The temptation here is to squeeze the phrase in 437 times. 15 years ago that would have worked. But Google is smarter than it used to be. This practice is called keyword stuffing, and doing it could actually hurt your entire band website’s SEO.  The most important thing is that you develop copy for the page that matches what a user who searched using the targeted keyword would be looking for. 

4. Remember META Matters 
Ever heard of META data? I have. So I am actually probably a bigger nerd than you are. There are really two components of META data that matter: page title and page description. Go to Google. Search for anything. Every search result will have a blue line of text that is clickable. That’s the page title. Then, there will be a line below it with the web address of the page. Below that, you will find a description of what’s on that page. That is the page description. See below: 

These two are both important, for different reasons. Your page title is the most important piece of text you write for each page. It should contain your targeted keywords. It also is the part users scan when they scroll through their search results. It’s your digital first impression. The page description doesn’t need to contain keywords, but should be written in a way that entices the user to choose to click your link. 

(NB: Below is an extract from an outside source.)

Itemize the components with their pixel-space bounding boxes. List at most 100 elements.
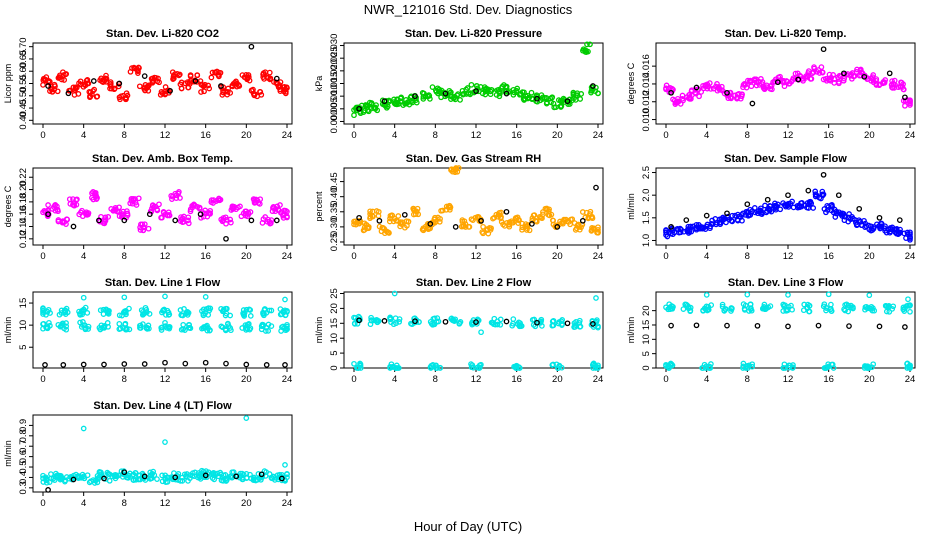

If somebody outside your band manages your website for you, they should be able to update your META data. If you manage your own website, hopefully your content management system allows you to control the META data for each page. If not, I encourage you to check out Bandzoogle

5. Specific is Terrific 
There are probably tons of keywords out there that you could rank for. But I would caution you to focus on the ones you should rank for. Know the goals of your website when you begin your keyword research. Think about people you want to attract, and focus your efforts on the keywords they would be using to search. Perhaps you could rank well for “Best blues band in Los Angeles” but that’s not going to do you much good if you live in Cleveland. 


This article just scratches the surface of the principles of SEO for musicians. If you want to learn more, there are a ton of resources out there. One of the best is Rand Fishkin’s Whiteboard Friday video series. SEO is a specialized skill, and one that can truly set your band apart on the web. Developing your skills in this niche can help you make your band more visible on the web.